China proposes restrictions on text/SMS messaging


China has started proposing stricter regulations aimed at wiping out spam messages sent as text/Short Message Service (SMS) messages through to fixed telephone lines and mobile phones.

Spam is a real problem across all telecommunication platforms in China. In just the first half of last year, there were an estimated 200 billion unwanted messages sent to mobile phones in mainland China according to a report by South China Morning Post. 66% of spam messages are advertising, 7% are illegal and 5% are fraudulent, according Chinese mobile-phone security company, Qihoo 360.

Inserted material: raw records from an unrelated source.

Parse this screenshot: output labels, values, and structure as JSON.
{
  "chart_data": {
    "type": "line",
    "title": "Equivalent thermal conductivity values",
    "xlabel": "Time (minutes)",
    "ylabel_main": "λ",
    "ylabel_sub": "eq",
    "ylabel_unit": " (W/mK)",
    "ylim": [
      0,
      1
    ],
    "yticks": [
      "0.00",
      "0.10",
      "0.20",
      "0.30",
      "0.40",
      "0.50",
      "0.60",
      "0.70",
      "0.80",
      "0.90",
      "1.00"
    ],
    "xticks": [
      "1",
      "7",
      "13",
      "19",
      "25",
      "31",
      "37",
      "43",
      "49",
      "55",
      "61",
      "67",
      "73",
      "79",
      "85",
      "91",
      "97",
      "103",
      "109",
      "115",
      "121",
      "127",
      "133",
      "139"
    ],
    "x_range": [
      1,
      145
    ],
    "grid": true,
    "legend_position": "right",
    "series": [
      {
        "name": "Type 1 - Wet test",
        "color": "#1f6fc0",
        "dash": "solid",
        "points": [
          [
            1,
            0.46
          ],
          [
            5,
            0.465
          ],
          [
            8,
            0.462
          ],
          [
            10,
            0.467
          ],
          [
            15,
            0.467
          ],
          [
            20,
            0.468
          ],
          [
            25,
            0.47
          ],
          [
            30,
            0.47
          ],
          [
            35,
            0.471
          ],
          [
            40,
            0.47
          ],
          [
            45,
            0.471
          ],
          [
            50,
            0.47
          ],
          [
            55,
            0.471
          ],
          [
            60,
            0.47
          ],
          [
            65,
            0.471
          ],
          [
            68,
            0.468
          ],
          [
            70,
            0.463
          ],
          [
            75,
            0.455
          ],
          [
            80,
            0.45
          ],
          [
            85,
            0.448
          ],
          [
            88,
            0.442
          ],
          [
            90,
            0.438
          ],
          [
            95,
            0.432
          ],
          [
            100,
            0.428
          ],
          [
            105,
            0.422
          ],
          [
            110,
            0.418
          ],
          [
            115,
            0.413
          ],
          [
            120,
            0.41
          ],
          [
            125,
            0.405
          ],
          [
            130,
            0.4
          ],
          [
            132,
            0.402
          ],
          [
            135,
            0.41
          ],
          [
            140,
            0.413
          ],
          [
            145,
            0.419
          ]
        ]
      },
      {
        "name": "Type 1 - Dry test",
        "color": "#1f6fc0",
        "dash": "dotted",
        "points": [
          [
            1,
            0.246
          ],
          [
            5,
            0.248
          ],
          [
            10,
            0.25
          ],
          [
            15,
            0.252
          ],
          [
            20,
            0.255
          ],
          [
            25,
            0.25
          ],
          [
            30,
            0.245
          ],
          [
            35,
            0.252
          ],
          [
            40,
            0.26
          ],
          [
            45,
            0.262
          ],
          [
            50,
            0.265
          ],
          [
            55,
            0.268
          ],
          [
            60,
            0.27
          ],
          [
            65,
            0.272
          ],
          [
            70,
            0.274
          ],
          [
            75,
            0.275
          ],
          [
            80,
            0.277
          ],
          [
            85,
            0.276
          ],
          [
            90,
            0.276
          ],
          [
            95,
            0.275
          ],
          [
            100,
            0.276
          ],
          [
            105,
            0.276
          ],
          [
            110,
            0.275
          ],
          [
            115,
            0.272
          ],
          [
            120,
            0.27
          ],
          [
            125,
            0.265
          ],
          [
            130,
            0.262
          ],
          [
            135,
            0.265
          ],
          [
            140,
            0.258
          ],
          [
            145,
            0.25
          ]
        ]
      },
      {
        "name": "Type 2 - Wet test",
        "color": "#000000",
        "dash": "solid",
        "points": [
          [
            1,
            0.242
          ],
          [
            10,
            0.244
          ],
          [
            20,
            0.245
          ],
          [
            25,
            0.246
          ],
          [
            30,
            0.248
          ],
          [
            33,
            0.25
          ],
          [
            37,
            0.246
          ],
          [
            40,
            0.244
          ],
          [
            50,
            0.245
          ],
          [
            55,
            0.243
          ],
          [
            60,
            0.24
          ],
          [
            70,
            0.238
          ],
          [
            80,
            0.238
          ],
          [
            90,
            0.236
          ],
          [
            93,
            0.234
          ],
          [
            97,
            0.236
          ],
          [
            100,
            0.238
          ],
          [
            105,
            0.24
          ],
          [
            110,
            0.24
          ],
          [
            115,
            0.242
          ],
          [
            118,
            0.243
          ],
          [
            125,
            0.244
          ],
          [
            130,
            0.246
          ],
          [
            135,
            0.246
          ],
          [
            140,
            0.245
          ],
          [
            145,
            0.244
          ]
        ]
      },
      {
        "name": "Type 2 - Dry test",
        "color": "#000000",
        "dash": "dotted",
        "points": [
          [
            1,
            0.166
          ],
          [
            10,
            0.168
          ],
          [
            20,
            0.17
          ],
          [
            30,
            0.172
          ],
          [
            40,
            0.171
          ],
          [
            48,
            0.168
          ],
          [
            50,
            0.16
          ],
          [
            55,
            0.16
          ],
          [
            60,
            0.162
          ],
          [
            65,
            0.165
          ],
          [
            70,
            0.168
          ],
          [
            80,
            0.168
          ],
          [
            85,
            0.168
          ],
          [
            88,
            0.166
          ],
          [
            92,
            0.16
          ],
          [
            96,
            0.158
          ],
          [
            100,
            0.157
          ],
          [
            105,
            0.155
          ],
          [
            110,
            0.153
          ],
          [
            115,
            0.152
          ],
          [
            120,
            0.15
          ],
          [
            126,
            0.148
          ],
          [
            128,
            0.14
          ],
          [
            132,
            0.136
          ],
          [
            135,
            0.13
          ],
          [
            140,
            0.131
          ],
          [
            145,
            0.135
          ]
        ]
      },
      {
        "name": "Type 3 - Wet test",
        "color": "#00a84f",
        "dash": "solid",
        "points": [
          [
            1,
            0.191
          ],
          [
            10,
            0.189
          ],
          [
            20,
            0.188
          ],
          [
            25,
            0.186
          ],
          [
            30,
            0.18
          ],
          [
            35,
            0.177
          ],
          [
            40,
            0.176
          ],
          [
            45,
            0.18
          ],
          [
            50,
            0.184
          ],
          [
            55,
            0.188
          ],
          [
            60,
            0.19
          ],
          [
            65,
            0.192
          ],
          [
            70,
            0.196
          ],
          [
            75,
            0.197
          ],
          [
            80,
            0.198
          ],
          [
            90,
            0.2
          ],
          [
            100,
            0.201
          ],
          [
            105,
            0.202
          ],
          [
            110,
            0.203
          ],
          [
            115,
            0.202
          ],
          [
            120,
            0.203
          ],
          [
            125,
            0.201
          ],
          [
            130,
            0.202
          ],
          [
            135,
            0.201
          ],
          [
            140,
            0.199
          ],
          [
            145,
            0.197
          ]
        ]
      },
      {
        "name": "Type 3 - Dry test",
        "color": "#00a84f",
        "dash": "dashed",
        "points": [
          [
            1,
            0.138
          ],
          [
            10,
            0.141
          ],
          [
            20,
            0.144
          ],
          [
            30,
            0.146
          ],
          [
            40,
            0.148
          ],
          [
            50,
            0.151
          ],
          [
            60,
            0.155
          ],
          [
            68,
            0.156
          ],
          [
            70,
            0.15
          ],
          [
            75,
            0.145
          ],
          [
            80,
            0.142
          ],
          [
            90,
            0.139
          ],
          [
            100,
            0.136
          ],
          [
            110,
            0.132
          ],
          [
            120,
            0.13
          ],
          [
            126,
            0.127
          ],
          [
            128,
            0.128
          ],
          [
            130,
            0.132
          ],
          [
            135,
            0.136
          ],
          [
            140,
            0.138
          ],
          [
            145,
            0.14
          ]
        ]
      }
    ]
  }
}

The Ministry of Industry and Information Technology’s draft Administrative Provisions on Short Message Services (the “Draft Regulations”) indicates that all SMS operators must have a telecommunications licence and must not send commercial SMS messages without consent of or request by the recipient of a message. Where a recipient has consented to receiving SMS messages, but later clearly refuses to receive more, operators must cease sending messages to that individual.

Under the Draft Regulations, any individual or organisation found to have sent commercial SMS messages without the recipient’s consent would face a penalty of up to 30,000 Chinese Yuan (€3,931). SMS providers must also introduce a complaint-handling mechanism, publish message services details and accept complaints relating to spam SMS messaging.